第80話 ぼーとしてた
マイヤーのアイテムボックス的なものに荷物をしまう。
「はぁ、こういうの見せられるとチートってずるいよね」
馬車半分ほどに積んだ布がすべて入り手ぶらで移動できるのだ、しかも濡れたり破れたりする心配は一切ない。その他にも食べ物やら装備まで入っても余裕があるらしい。
「よしみんな乗ってくれ」
幌でおおわれた馬車だ。かなり大きく10人くらいは余裕で乗れそうな大きさだ。中は絨毯がしかれており、座っていても腰が痛くなりにくそうだ。
「おおすげぇな」
「かなり高い馬車ですね」
「………こんなの初めて乗った」
エレナが激しく頷く。

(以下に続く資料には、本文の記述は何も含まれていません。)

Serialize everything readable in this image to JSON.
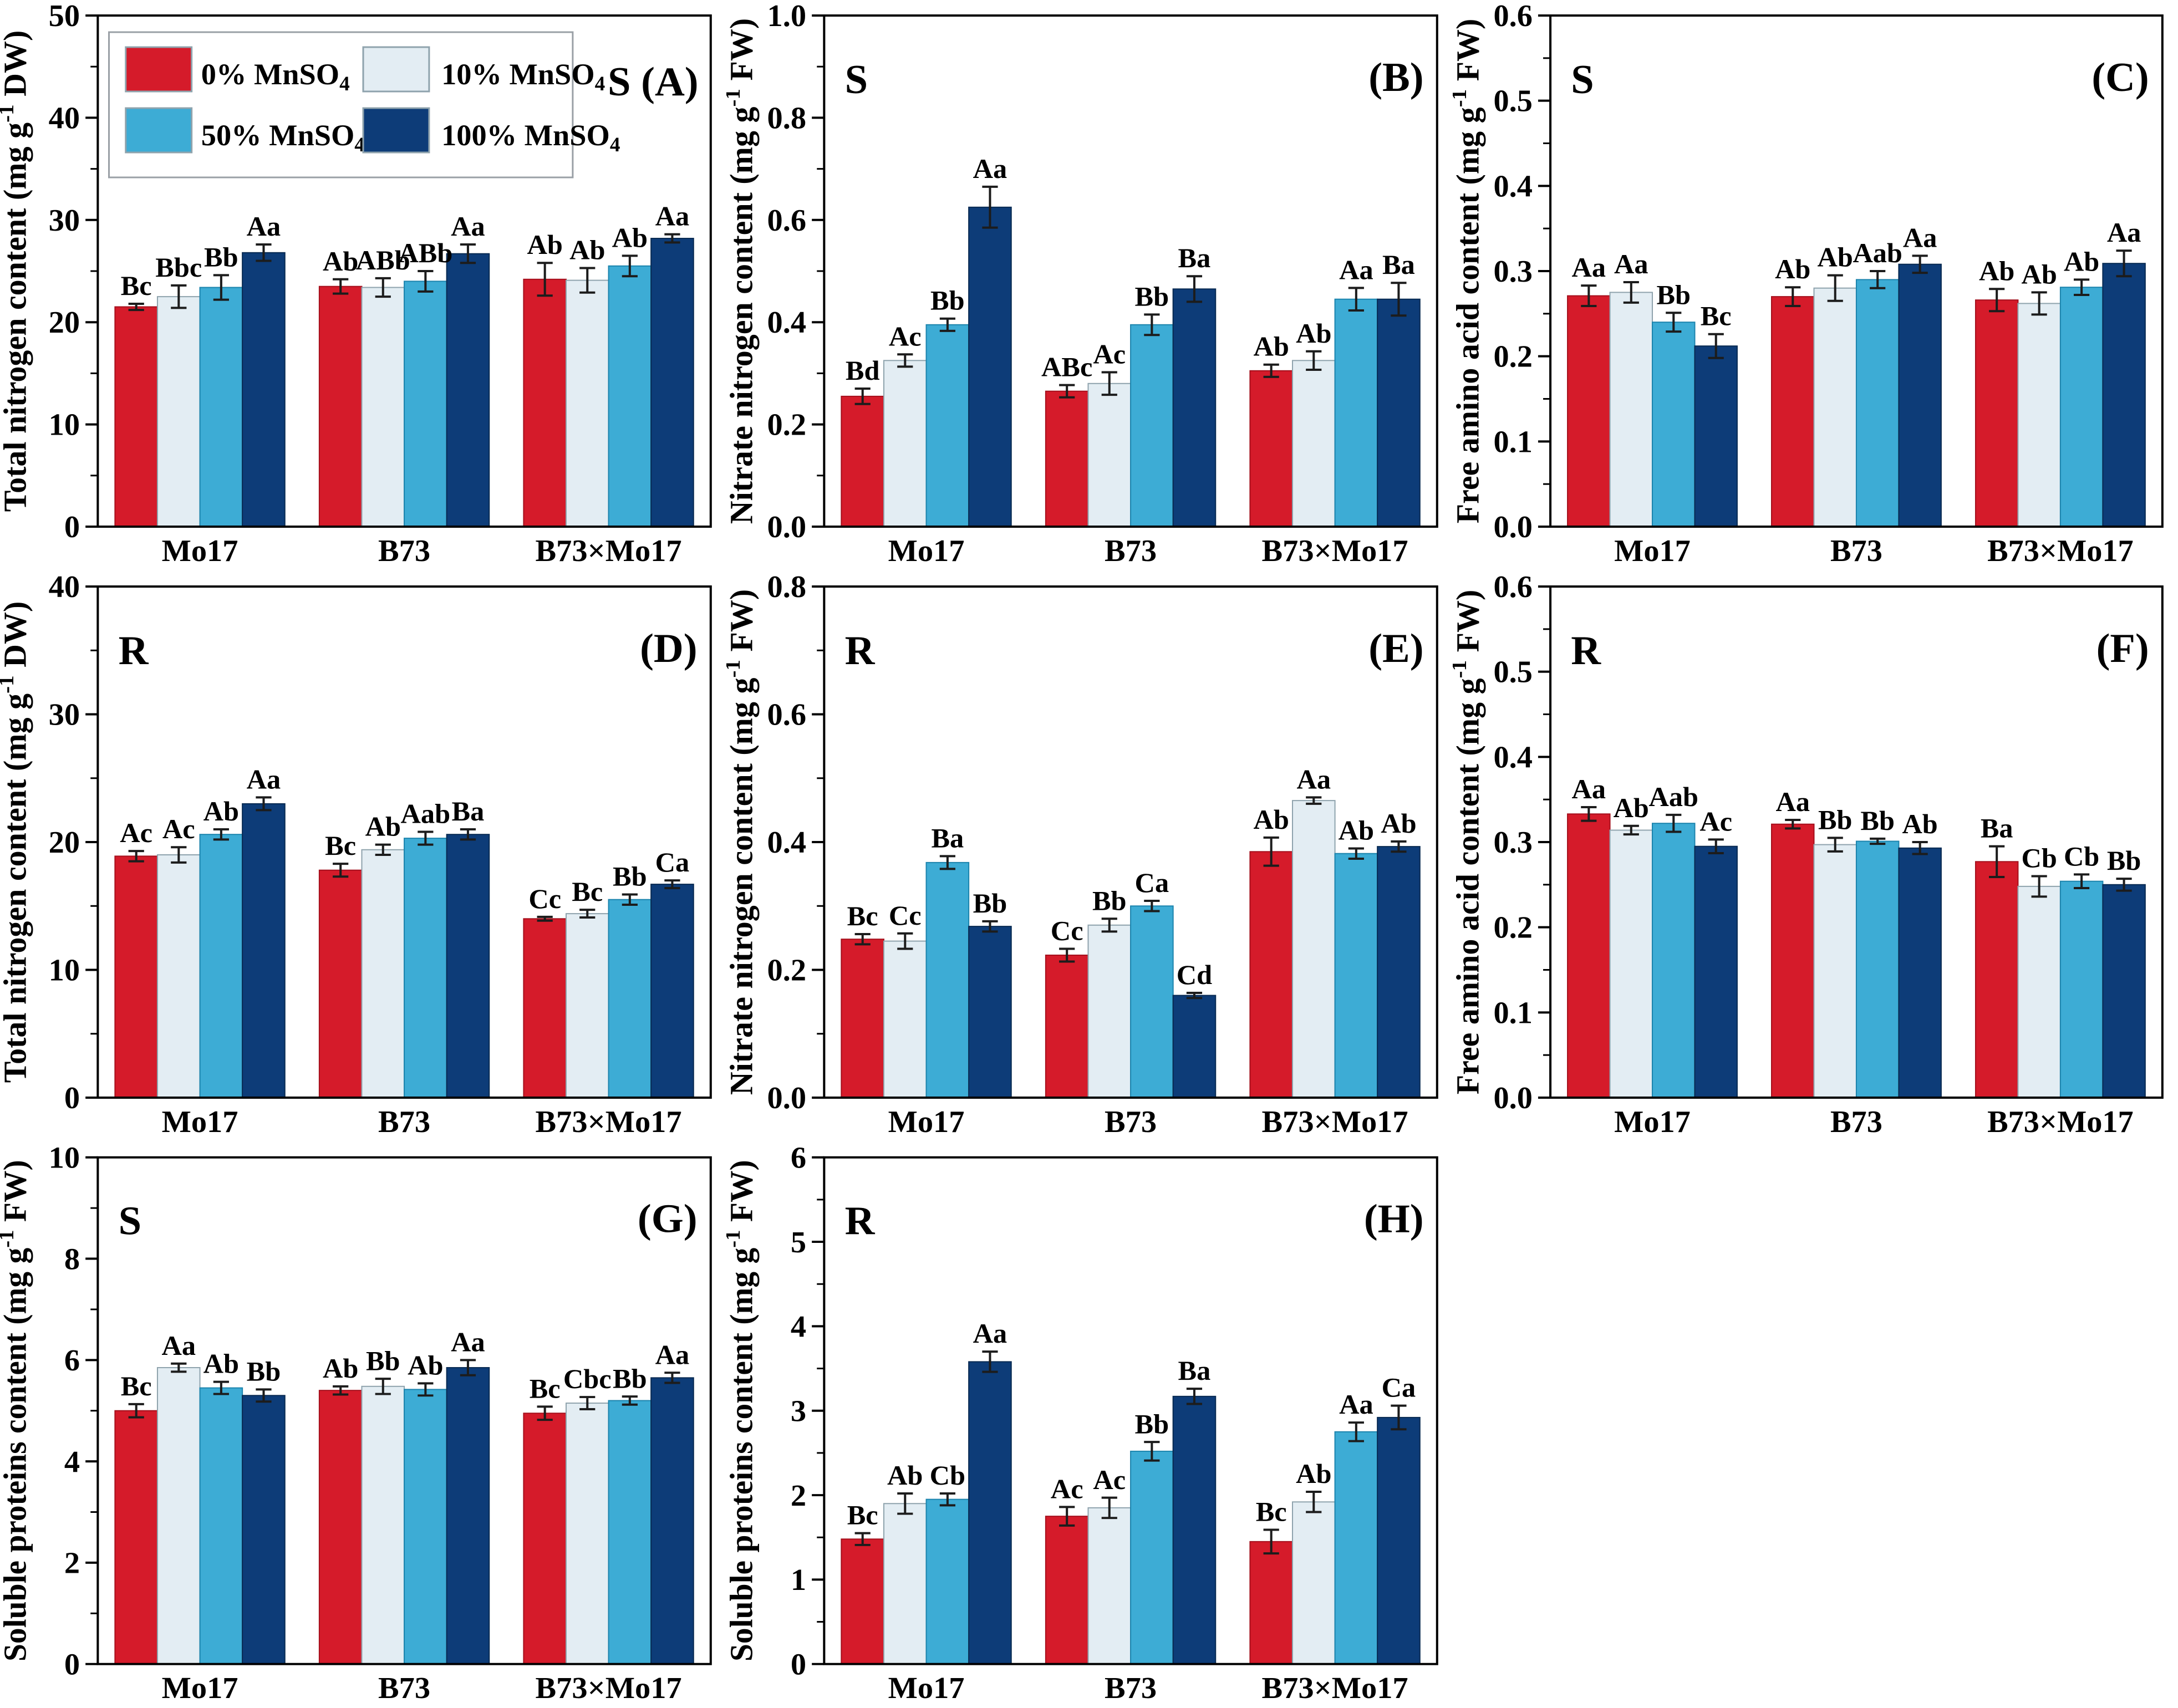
{
  "figure": {
    "background": "#ffffff",
    "bar_colors": [
      "#d51b2a",
      "#e3edf3",
      "#3dacd5",
      "#0d3c78"
    ],
    "bar_edge_colors": [
      "#a50f1c",
      "#8fa3ad",
      "#1c84ad",
      "#082a52"
    ],
    "error_bar_color": "#1c1c1c",
    "axis_color": "#000000",
    "legend": {
      "border_color": "#9aa0a6",
      "items": [
        {
          "label": "0%  MnSO₄",
          "color": "#d51b2a"
        },
        {
          "label": "10%  MnSO₄",
          "color": "#e3edf3"
        },
        {
          "label": "50% MnSO₄",
          "color": "#3dacd5"
        },
        {
          "label": "100% MnSO₄",
          "color": "#0d3c78"
        }
      ]
    }
  },
  "chart_data": {
    "type": "bar",
    "categories": [
      "Mo17",
      "B73",
      "B73×Mo17"
    ],
    "series_names": [
      "0% MnSO₄",
      "10% MnSO₄",
      "50% MnSO₄",
      "100% MnSO₄"
    ],
    "legend_position": "top-left of panel A",
    "panels": [
      {
        "id": "A",
        "tissue": "S",
        "panel_label": "(A)",
        "legend": true,
        "ylabel": "Total nitrogen content (mg g⁻¹ DW)",
        "ylim": [
          0,
          50
        ],
        "ytick_step": 10,
        "ytick_decimals": 0,
        "values": [
          [
            21.5,
            23.5,
            24.2
          ],
          [
            22.5,
            23.4,
            24.1
          ],
          [
            23.4,
            24.0,
            25.5
          ],
          [
            26.8,
            26.7,
            28.2
          ]
        ],
        "errors": [
          [
            0.3,
            0.7,
            1.6
          ],
          [
            1.1,
            0.9,
            1.2
          ],
          [
            1.2,
            1.0,
            1.0
          ],
          [
            0.8,
            0.9,
            0.4
          ]
        ],
        "letters": [
          [
            "Bc",
            "Ab",
            "Ab"
          ],
          [
            "Bbc",
            "ABb",
            "Ab"
          ],
          [
            "Bb",
            "ABb",
            "Ab"
          ],
          [
            "Aa",
            "Aa",
            "Aa"
          ]
        ]
      },
      {
        "id": "B",
        "tissue": "S",
        "panel_label": "(B)",
        "legend": false,
        "ylabel": "Nitrate nitrogen content (mg g⁻¹ FW)",
        "ylim": [
          0,
          1.0
        ],
        "ytick_step": 0.2,
        "ytick_decimals": 1,
        "values": [
          [
            0.255,
            0.265,
            0.305
          ],
          [
            0.325,
            0.28,
            0.325
          ],
          [
            0.395,
            0.395,
            0.445
          ],
          [
            0.625,
            0.465,
            0.445
          ]
        ],
        "errors": [
          [
            0.015,
            0.012,
            0.012
          ],
          [
            0.012,
            0.022,
            0.018
          ],
          [
            0.012,
            0.02,
            0.022
          ],
          [
            0.04,
            0.025,
            0.032
          ]
        ],
        "letters": [
          [
            "Bd",
            "ABc",
            "Ab"
          ],
          [
            "Ac",
            "Ac",
            "Ab"
          ],
          [
            "Bb",
            "Bb",
            "Aa"
          ],
          [
            "Aa",
            "Ba",
            "Ba"
          ]
        ]
      },
      {
        "id": "C",
        "tissue": "S",
        "panel_label": "(C)",
        "legend": false,
        "ylabel": "Free amino acid content (mg g⁻¹ FW)",
        "ylim": [
          0,
          0.6
        ],
        "ytick_step": 0.1,
        "ytick_decimals": 1,
        "values": [
          [
            0.271,
            0.27,
            0.266
          ],
          [
            0.275,
            0.28,
            0.262
          ],
          [
            0.24,
            0.29,
            0.281
          ],
          [
            0.212,
            0.308,
            0.309
          ]
        ],
        "errors": [
          [
            0.012,
            0.011,
            0.013
          ],
          [
            0.012,
            0.015,
            0.013
          ],
          [
            0.011,
            0.01,
            0.009
          ],
          [
            0.014,
            0.01,
            0.015
          ]
        ],
        "letters": [
          [
            "Aa",
            "Ab",
            "Ab"
          ],
          [
            "Aa",
            "Ab",
            "Ab"
          ],
          [
            "Bb",
            "Aab",
            "Ab"
          ],
          [
            "Bc",
            "Aa",
            "Aa"
          ]
        ]
      },
      {
        "id": "D",
        "tissue": "R",
        "panel_label": "(D)",
        "legend": false,
        "ylabel": "Total nitrogen content (mg g⁻¹ DW)",
        "ylim": [
          0,
          40
        ],
        "ytick_step": 10,
        "ytick_decimals": 0,
        "values": [
          [
            18.9,
            17.8,
            14.0
          ],
          [
            19.0,
            19.4,
            14.4
          ],
          [
            20.6,
            20.3,
            15.5
          ],
          [
            23.0,
            20.6,
            16.7
          ]
        ],
        "errors": [
          [
            0.4,
            0.5,
            0.15
          ],
          [
            0.6,
            0.4,
            0.3
          ],
          [
            0.4,
            0.5,
            0.4
          ],
          [
            0.5,
            0.4,
            0.3
          ]
        ],
        "letters": [
          [
            "Ac",
            "Bc",
            "Cc"
          ],
          [
            "Ac",
            "Ab",
            "Bc"
          ],
          [
            "Ab",
            "Aab",
            "Bb"
          ],
          [
            "Aa",
            "Ba",
            "Ca"
          ]
        ]
      },
      {
        "id": "E",
        "tissue": "R",
        "panel_label": "(E)",
        "legend": false,
        "ylabel": "Nitrate nitrogen content (mg g⁻¹ FW)",
        "ylim": [
          0,
          0.8
        ],
        "ytick_step": 0.2,
        "ytick_decimals": 1,
        "values": [
          [
            0.248,
            0.223,
            0.385
          ],
          [
            0.245,
            0.27,
            0.465
          ],
          [
            0.368,
            0.3,
            0.382
          ],
          [
            0.268,
            0.16,
            0.393
          ]
        ],
        "errors": [
          [
            0.008,
            0.01,
            0.022
          ],
          [
            0.012,
            0.01,
            0.005
          ],
          [
            0.01,
            0.008,
            0.008
          ],
          [
            0.008,
            0.004,
            0.008
          ]
        ],
        "letters": [
          [
            "Bc",
            "Cc",
            "Ab"
          ],
          [
            "Cc",
            "Bb",
            "Aa"
          ],
          [
            "Ba",
            "Ca",
            "Ab"
          ],
          [
            "Bb",
            "Cd",
            "Ab"
          ]
        ]
      },
      {
        "id": "F",
        "tissue": "R",
        "panel_label": "(F)",
        "legend": false,
        "ylabel": "Free amino acid content (mg g⁻¹ FW)",
        "ylim": [
          0,
          0.6
        ],
        "ytick_step": 0.1,
        "ytick_decimals": 1,
        "values": [
          [
            0.333,
            0.321,
            0.277
          ],
          [
            0.314,
            0.297,
            0.248
          ],
          [
            0.322,
            0.301,
            0.254
          ],
          [
            0.295,
            0.293,
            0.25
          ]
        ],
        "errors": [
          [
            0.008,
            0.005,
            0.018
          ],
          [
            0.005,
            0.008,
            0.012
          ],
          [
            0.01,
            0.003,
            0.008
          ],
          [
            0.008,
            0.007,
            0.007
          ]
        ],
        "letters": [
          [
            "Aa",
            "Aa",
            "Ba"
          ],
          [
            "Ab",
            "Bb",
            "Cb"
          ],
          [
            "Aab",
            "Bb",
            "Cb"
          ],
          [
            "Ac",
            "Ab",
            "Bb"
          ]
        ]
      },
      {
        "id": "G",
        "tissue": "S",
        "panel_label": "(G)",
        "legend": false,
        "ylabel": "Soluble proteins content  (mg g⁻¹ FW)",
        "ylim": [
          0,
          10
        ],
        "ytick_step": 2,
        "ytick_decimals": 0,
        "values": [
          [
            5.0,
            5.4,
            4.95
          ],
          [
            5.85,
            5.48,
            5.15
          ],
          [
            5.45,
            5.42,
            5.2
          ],
          [
            5.3,
            5.85,
            5.65
          ]
        ],
        "errors": [
          [
            0.13,
            0.08,
            0.13
          ],
          [
            0.08,
            0.15,
            0.12
          ],
          [
            0.12,
            0.12,
            0.08
          ],
          [
            0.12,
            0.15,
            0.1
          ]
        ],
        "letters": [
          [
            "Bc",
            "Ab",
            "Bc"
          ],
          [
            "Aa",
            "Bb",
            "Cbc"
          ],
          [
            "Ab",
            "Ab",
            "Bb"
          ],
          [
            "Bb",
            "Aa",
            "Aa"
          ]
        ]
      },
      {
        "id": "H",
        "tissue": "R",
        "panel_label": "(H)",
        "legend": false,
        "ylabel": "Soluble proteins content  (mg g⁻¹ FW)",
        "ylim": [
          0,
          6
        ],
        "ytick_step": 1,
        "ytick_decimals": 0,
        "values": [
          [
            1.48,
            1.75,
            1.45
          ],
          [
            1.9,
            1.85,
            1.92
          ],
          [
            1.95,
            2.52,
            2.75
          ],
          [
            3.58,
            3.17,
            2.92
          ]
        ],
        "errors": [
          [
            0.07,
            0.11,
            0.14
          ],
          [
            0.12,
            0.12,
            0.12
          ],
          [
            0.07,
            0.11,
            0.11
          ],
          [
            0.12,
            0.09,
            0.14
          ]
        ],
        "letters": [
          [
            "Bc",
            "Ac",
            "Bc"
          ],
          [
            "Ab",
            "Ac",
            "Ab"
          ],
          [
            "Cb",
            "Bb",
            "Aa"
          ],
          [
            "Aa",
            "Ba",
            "Ca"
          ]
        ]
      }
    ]
  }
}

マイヤーが最後に乗り、入り口を閉じる。
「全員乗ったな、出してくれ」
「はっ」
馬車が動き出す、だが動いている感じがしない。
「動いてるのかこれ、幌はってるだけなのに雨の音もしない」
「ああ動いているとも、外を見てくれ」
閉じた入り口を開き外を見る、外はどしゃ降りであり、その中を馬車が進んでいるようだった。
「………揺れてない」
「ここまで揺れない馬車は見たことありません」
「そうね、しかもぬかるんだ道でしょう」
外を見ているアルフが答える。
「あぁ、馬車じゃなくても歩きたくないくらいぬかるんでる」
「すごいわね」
「ああ、色々と改造してあるからな、幌は様々な糸を織り込み防水性を確保しつつ弾力性を維持、足回りは」
要するにすごく改造してあって自慢したいのだろう、聞き流す。だがアルフ達は聞き入っている。たぶん馬車と言う馴染み深い物の話だからだろう。ぼんやりとアルフが少し開けた外を眺めながら時間がたつのを待つ。
「タナカさんどうしました」
「……………………あっ、リズか、ぼーとしてた」
「そうですか」
「うん、することなくて。アルフ達は」
「まだ聞いてますね」
「リズは聞かなくていいの」
「ええ私には買えないものですし」
「そっか」
「あの隣に座っても」
「別に断らなくてもいいよ、少し広いと言っても馬車だしどこに座っても問題ないよ」
リズが隣に座る。座ったからと言ってすることはないのだが。
「することないですね」
「そうだね」
またぼーとしながら、外を眺める、景色が変わるわけではないのだが、なんだか落ち着く。
「はぁ」
体から力が少しずつ抜けていき、だんだんと眠たくなっていく。そのとき肩に軽い衝撃。
「ん」
「すぅ…………すぅ………………」
リズが肩に頭を乗せ寝息を立てていた。
「おやすみ」
特に振り払うこともせず、一緒に眠ることにした。